#BookReview for Images of War – Auschwitz and Birkenau by Ian Baxter #ImagesofWar @penswordbooks #WWII #Auschwitz #Birkenau

Auschwitz and Birkenau were separate from each other,by about a 45 minute walk. Auschwitz was adapted to hold political prisoners in 1940 and evolved into a killing machine in 1941. Later that year a new site called Birkenau was found to extend the Auschwitz complex. Here a vast complex of buildings were constructed to hold initially Russian POWs and later Jews as a labour pool for the surrounding industries including IG Farben.

Following the January 1943 Wannsee Conference, Birkenau evolved into a murder factory using makeshift houses which were adapted to kill Jews and Russian POWs. Later due to sheer volume Birkenau evolved into a mass killing machine using gas chambers and crematoria, while Auschwitz, which still held prisoners, became the administrative centre.

The images show first Auschwitz main camp and then Birkenau and are carefully chosen to illustrate specific areas, like the Women’s Camp, Gypsy Camp, SS quarters, Commandant’s House, railway disembarkation, the ‘sauna’, disinfection area and the Crematoria. Maps covering Auschwitz and Birkenau explain the layout

This book is shocking proof of the scale of the Holocaust.



I really enjoy the books in this series and this one was no different.

This book is similar to the author’s other book in this series I have read that focussed solely on Auschwitz and its transition from holding camp through to the death camp it became and some of the text and images are the same, but this one has a different view in the main and looks upon Auschwitz and Birkenau, the camp that was created to support the main site once the number of executions at the park started to ramp up in number.

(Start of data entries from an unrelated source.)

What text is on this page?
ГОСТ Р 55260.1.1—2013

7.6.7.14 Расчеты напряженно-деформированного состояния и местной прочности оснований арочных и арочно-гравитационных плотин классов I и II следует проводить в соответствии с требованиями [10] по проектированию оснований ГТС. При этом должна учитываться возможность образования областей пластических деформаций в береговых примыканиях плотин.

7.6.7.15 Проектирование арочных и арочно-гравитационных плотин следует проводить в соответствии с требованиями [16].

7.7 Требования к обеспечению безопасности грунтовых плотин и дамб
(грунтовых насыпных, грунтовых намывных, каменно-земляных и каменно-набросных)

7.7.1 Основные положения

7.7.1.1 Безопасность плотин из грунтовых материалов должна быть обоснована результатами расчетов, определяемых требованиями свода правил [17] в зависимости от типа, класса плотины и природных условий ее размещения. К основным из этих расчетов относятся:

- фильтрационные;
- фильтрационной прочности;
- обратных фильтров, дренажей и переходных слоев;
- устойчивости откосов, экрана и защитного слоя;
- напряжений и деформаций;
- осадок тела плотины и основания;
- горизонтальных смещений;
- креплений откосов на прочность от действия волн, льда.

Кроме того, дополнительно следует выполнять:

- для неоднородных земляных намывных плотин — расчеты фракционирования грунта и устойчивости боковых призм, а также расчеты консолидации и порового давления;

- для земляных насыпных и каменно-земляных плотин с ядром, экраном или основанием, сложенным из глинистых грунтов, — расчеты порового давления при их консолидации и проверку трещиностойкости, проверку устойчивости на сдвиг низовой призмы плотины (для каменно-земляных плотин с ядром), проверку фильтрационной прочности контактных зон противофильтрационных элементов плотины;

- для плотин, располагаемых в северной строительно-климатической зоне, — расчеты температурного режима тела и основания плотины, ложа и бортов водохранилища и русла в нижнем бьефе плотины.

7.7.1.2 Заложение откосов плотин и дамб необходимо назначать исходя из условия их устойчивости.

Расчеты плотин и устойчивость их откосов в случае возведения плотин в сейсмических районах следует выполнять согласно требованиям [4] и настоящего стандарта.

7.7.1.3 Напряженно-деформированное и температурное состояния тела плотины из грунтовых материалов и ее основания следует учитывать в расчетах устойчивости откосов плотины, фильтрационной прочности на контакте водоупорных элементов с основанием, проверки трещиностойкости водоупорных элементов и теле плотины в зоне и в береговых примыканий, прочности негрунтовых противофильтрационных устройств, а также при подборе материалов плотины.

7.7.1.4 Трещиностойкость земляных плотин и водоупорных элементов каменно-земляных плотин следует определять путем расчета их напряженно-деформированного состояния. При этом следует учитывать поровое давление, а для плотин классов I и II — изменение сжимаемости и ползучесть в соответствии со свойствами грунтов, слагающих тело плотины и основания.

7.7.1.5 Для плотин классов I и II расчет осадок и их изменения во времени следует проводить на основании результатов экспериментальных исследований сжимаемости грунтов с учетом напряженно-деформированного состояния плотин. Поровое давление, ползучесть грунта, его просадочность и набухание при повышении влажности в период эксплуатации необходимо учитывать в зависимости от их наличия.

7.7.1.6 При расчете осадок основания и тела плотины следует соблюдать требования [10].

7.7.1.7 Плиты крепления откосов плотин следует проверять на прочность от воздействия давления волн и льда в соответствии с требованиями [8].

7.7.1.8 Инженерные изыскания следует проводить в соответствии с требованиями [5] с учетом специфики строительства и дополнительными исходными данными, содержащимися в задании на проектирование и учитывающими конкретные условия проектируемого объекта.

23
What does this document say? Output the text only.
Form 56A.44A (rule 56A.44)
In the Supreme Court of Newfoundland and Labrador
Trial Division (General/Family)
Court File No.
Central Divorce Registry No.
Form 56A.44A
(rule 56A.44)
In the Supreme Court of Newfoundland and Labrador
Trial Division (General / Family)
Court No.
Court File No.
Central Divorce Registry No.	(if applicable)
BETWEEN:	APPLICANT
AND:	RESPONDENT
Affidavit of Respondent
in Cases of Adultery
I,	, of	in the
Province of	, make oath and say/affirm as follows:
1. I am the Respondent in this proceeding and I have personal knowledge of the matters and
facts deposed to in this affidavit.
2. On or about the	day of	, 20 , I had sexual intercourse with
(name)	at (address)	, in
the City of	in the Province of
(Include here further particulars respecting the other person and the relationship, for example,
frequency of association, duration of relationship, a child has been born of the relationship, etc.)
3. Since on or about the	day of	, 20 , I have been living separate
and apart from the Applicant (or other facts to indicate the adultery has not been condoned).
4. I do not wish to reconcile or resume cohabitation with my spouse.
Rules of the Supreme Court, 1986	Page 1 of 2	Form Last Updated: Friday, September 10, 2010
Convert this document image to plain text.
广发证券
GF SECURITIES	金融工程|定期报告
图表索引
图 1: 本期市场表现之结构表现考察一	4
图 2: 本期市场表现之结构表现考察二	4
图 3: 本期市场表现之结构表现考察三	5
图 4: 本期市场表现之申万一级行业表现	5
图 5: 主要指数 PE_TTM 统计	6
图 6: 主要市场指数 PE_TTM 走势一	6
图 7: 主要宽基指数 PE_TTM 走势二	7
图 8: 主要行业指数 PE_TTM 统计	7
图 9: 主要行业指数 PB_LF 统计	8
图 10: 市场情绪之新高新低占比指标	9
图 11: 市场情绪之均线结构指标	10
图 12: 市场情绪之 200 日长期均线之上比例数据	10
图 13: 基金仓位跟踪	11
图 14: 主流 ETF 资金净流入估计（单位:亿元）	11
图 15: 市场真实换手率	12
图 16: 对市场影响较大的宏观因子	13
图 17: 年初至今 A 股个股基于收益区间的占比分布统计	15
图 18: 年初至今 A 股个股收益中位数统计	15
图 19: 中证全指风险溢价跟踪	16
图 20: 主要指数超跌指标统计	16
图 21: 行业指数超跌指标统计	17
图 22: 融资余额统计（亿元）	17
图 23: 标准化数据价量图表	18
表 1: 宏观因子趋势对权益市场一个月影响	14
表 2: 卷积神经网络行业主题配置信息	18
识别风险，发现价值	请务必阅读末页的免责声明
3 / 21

In the book you look at the images of the camp and the structures more than the people.  There are photos of the Hoss Villa, as it was known at the time, from both the exterior and also the interior and the views that they would have had from the windows had his family looked out.

The book is well written and it tells the story of the camps from their origins, through to their expansion and ultimately into the extermination and Death Camp that Auschwitz-Birkenau it is best known for today.  The topic does well in this book as the author lets the photographs tell the story. 

The chapters are well laid out and I liked that you could see the progression, there are a lot of similar photographs of the main site in terms of the perimeters and you have to use your imagination regarding what it would have been like.  It is also notable to see the number of German companies that were willing to help the Third Reich in their constructions and also firms such as IG Farben that located their site so they could use the labour from the camps.

This for me, is necessary reading for anyone interested in World War II and the atrocities committed during this.  This is something we should never forget happened and it is a book that I would recommend too – it is 4 stars from me for this one – highly recommended!